One thing the author leaves out is reason why the press likes Republican candidates that challenge the GOP but not so much Democrats who challenge their party. The Press likes Huntsman because he sounds like a Democrat on a few issues. They like the fact that he legitimizes Democratic issues at least as much as the like that he undermines GOP issues. It comes from the fact that a large portion of the press are Democratic partisan hacks. Not that there aren't GOP partisan hacks in the press but since they are in the minority they don't get away with the bias as much. Fox News notwithstanding.

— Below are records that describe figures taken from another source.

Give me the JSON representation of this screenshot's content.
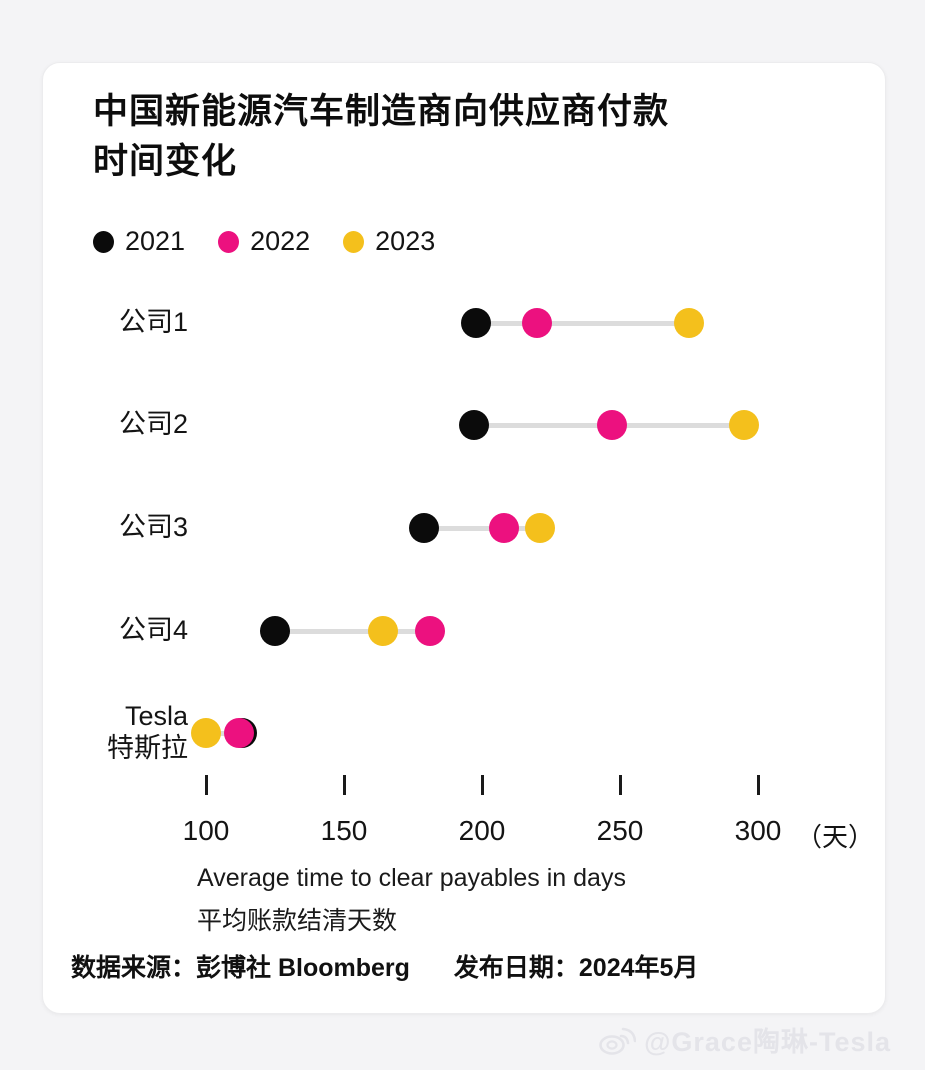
{
  "page": {
    "watermark_text": "@Grace陶琳-Tesla"
  },
  "card": {
    "title_line1": "中国新能源汽车制造商向供应商付款",
    "title_line2": "时间变化",
    "footer": {
      "source": "数据来源：彭博社 Bloomberg",
      "publish": "发布日期：2024年5月"
    }
  },
  "chart_data": {
    "type": "scatter",
    "subtype": "dumbbell-dot-plot",
    "title": "中国新能源汽车制造商向供应商付款时间变化",
    "categories": [
      [
        "公司1"
      ],
      [
        "公司2"
      ],
      [
        "公司3"
      ],
      [
        "公司4"
      ],
      [
        "Tesla",
        "特斯拉"
      ]
    ],
    "series": [
      {
        "name": "2021",
        "color": "#0B0B0B",
        "values": [
          198,
          197,
          179,
          125,
          113
        ]
      },
      {
        "name": "2022",
        "color": "#EC117F",
        "values": [
          220,
          247,
          208,
          181,
          112
        ]
      },
      {
        "name": "2023",
        "color": "#F4C01C",
        "values": [
          275,
          295,
          221,
          164,
          100
        ]
      }
    ],
    "x_ticks": [
      100,
      150,
      200,
      250,
      300
    ],
    "x_unit_label": "（天）",
    "xlabel_en": "Average time to clear payables in days",
    "xlabel_zh": "平均账款结清天数",
    "xlim": [
      87,
      312
    ],
    "grid": false,
    "legend_position": "top-left",
    "connector_color": "#DCDCDC"
  }
}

When the press does push a Democrat candidate that is challenging the party it is usually one that is challenging the centrist establishment from the "left" rather than one that is challenging the party with GOP issues. Case in point, Barrack Obama.
 
That may be mostly true...

but I find the characterization of Obama as a leftie pretty suspect. On the one hand he pushes for these overtly liberal programs like Health Reform but then runs as close to the middle ground on that as it is possible to go without actually abandoning the whole thing. He pushes the stimulus through but then a significant hunk of that is just tax cuts and another hunk aids corporate interests. Then on the war and the military there isn't a fag paper to slip between him and the neocons-the talk may be different but the results are all the same. The whole Wall Street bailout wouldn't have gone down any differently unless Paul was in charge-no GOP president would have stood up to them in the pinch or done anything dramatically different.
He is a leftie from a perch out on the far right but to liberals he is just one more centrist like Clinton. It's his greatest weakness-you have to choose sides in politics and he doesn't and winds up looking bad to everyone. You may be too young to really have a feel for what true liberal Democrat at the Presidential level looks like-but I'll tell you they didn't look like Obama.
But, that being said I think you are mostly correct about the constituency of the press bias on a numbers basis-I would hesitate to take the same line on an influence basis however. But, I'm not of the school of thought that you can have an unbiased press. It just isn't possible.
 
I was mainly referring to the way the press dealt with Obama during the presidential campaign. At that time all evidence suggested that he was a radical leftist, certainly to the left of Hillary. He hasn't governed that way and has really been more like GWB than anyone could have possibly imagined. But the press isn't nearly as kind to him anymore either.
 
Point taken...

but again I think there is a frame of reference issue in calling him 'radical left' just because he was off a bit from Hil. From where I sit Kucinich doesn't even look very leftish. But where I sit is not a position that is strictly domestic. Against a run-of-the mill European Social-Democrat Obama looks like Reagan. The issues that exercise so much of our political thinking aren't even issues anymore in Europe. Even the Tories have found out that they will just have to live with the National Health. There is no real vibrant 'small government' ethos much of anywhere but here, and in the scheme of things that is the great overarching one.